Bottomline: It’s not a tourism poster.

The camera is part of a University of Calgary project that aims to create a mosaic of the night sky from the perspective of ground-based cameras. To actually digest that amount of information, each photo must be a fairly low resolution. Otherwise, a massive amount of storage would be required.

Research conducted on the data will help shed light on the mystery behind the Aurora Borealis. It will also help the residents of Yellowknife better grasp the beauty that draws upwards of 15,000 tourists every season.

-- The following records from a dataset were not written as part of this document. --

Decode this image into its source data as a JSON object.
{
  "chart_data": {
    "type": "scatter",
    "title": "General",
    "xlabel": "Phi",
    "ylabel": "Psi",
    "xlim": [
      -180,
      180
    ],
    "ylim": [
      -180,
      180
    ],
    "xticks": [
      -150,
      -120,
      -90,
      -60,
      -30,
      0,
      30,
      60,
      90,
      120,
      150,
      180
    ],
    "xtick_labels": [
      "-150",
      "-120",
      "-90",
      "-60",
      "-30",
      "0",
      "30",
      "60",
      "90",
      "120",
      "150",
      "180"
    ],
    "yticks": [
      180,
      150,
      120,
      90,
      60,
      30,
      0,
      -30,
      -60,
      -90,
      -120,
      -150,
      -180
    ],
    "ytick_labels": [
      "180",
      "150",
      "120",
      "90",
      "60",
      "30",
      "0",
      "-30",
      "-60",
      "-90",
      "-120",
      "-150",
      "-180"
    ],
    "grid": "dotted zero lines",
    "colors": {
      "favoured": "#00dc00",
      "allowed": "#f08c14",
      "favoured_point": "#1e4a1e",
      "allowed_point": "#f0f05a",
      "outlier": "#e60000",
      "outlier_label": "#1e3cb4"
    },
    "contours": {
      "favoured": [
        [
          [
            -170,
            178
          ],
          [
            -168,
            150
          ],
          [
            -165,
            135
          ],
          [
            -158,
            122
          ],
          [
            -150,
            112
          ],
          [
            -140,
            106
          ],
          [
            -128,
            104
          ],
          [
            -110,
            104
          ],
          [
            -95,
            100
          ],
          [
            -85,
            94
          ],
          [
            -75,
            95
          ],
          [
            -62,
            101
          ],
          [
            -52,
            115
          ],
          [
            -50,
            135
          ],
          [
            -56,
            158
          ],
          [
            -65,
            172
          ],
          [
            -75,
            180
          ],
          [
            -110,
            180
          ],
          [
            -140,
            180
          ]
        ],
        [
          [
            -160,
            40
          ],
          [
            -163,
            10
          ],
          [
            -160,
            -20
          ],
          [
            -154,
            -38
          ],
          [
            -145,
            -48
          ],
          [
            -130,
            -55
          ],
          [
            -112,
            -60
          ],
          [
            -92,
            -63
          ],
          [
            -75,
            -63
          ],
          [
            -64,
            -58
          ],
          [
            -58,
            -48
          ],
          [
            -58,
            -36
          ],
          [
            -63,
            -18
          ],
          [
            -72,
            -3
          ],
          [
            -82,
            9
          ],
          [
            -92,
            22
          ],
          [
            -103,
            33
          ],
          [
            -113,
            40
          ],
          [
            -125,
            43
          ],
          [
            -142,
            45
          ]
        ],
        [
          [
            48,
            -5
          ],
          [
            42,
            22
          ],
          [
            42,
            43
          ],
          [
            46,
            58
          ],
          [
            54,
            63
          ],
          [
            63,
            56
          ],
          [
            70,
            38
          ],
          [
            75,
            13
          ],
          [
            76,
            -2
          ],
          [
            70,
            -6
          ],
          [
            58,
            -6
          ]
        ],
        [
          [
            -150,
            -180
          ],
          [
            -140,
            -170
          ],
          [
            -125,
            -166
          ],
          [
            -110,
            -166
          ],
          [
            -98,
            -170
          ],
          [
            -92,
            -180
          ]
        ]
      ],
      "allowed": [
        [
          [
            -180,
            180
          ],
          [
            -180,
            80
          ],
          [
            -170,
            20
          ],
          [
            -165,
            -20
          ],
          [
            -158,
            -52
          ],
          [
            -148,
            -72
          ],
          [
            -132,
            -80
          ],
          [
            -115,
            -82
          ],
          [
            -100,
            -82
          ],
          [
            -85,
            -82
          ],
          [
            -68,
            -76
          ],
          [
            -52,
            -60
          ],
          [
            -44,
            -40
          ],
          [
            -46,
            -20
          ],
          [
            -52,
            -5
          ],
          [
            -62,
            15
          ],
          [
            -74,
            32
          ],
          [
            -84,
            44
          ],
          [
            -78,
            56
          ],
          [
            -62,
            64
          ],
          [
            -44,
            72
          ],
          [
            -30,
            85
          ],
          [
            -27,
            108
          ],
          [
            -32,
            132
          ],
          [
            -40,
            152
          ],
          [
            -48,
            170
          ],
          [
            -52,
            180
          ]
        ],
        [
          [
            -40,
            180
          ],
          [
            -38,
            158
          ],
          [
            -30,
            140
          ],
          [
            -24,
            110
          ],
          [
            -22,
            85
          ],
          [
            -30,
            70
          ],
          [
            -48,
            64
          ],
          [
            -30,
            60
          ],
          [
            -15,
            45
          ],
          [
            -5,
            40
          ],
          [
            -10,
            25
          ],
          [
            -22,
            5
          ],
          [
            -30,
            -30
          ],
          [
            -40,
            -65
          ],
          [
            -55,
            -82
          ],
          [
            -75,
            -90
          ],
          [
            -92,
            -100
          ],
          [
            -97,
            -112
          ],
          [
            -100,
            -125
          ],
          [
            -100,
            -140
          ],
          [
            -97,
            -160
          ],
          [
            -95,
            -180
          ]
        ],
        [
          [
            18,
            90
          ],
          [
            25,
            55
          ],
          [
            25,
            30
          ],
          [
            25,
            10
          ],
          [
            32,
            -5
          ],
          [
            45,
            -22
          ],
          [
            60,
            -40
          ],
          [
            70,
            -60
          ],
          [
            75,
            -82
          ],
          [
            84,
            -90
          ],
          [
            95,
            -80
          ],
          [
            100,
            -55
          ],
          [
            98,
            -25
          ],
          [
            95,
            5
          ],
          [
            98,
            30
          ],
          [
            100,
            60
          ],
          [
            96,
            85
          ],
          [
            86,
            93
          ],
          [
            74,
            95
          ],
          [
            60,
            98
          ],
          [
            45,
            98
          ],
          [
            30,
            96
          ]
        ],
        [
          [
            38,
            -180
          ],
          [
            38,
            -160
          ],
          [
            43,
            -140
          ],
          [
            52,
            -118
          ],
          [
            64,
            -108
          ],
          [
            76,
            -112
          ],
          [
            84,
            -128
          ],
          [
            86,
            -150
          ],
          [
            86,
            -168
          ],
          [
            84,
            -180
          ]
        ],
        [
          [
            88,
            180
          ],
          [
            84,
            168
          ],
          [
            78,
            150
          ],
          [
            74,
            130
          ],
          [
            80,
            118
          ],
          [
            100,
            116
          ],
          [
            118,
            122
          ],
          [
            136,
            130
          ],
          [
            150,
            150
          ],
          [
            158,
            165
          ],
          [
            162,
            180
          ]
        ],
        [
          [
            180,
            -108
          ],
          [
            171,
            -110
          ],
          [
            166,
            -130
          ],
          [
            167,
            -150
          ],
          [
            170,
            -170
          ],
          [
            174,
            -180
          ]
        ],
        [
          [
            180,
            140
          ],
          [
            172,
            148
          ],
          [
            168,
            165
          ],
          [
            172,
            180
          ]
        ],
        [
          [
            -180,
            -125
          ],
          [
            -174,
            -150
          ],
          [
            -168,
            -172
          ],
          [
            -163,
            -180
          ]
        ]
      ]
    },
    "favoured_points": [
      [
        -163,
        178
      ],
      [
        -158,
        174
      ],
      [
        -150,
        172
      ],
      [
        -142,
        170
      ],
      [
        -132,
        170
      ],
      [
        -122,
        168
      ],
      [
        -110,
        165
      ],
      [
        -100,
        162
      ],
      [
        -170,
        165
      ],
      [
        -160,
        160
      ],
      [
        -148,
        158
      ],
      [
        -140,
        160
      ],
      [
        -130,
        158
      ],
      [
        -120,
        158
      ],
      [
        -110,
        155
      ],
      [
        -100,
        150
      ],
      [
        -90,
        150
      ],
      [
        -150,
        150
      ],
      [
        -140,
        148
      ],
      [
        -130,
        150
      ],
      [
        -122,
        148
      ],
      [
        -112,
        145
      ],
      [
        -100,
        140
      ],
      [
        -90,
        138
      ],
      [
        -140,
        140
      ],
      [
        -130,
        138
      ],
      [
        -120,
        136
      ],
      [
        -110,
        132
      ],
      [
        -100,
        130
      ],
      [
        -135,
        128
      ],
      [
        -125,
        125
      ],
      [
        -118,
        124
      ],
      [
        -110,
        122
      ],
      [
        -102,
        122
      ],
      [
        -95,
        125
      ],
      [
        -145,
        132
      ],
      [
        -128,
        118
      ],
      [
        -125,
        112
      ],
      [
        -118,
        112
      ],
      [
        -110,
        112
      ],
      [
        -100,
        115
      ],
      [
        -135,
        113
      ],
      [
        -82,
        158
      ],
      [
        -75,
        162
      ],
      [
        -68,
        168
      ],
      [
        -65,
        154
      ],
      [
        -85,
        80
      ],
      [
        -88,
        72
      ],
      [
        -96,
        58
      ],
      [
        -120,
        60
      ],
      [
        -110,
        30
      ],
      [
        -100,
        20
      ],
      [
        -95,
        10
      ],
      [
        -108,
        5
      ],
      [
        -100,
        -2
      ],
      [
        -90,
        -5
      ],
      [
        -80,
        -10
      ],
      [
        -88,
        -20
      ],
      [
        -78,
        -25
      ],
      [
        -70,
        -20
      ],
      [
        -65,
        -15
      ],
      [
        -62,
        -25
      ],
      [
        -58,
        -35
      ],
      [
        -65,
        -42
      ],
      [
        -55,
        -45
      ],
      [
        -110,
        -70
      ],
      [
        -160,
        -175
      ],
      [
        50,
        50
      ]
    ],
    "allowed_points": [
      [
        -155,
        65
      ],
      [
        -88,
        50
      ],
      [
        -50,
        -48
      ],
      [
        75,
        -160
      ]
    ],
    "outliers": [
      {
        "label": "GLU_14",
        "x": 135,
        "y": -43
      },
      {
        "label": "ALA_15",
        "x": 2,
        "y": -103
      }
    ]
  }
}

“I’ve always been a bit nervous about it because we’ve never really understood it,” van Tighem says. “Until people who make scientific studies of it came through town.”

The phenomen is caused by an interaction of the solar wind – charged particles emanating from the Sun – interacting with gases in the Earth’s atmosphere. The Sun is nearing a peak phase in its solar activity cycle that scientists anticipate will occur in 2012. Then, there will be more sunspots, or the colder and more magnetically dense areas of the Sun that are linked to the Aurora.

By understanding the Aurora, scientists hope to better grasp the nearby outer space environment surrounding Earth.

“The Aurora is the most effective way of sensing that environment,” Donovan says.

Yellowknife is hopeful the view of the northern lights on a computer screen might motivate more Aurora-watching tourists to head north. But they won’t be able to visit the building that houses the camera.

It is in an undisclosed location, as a security precaution.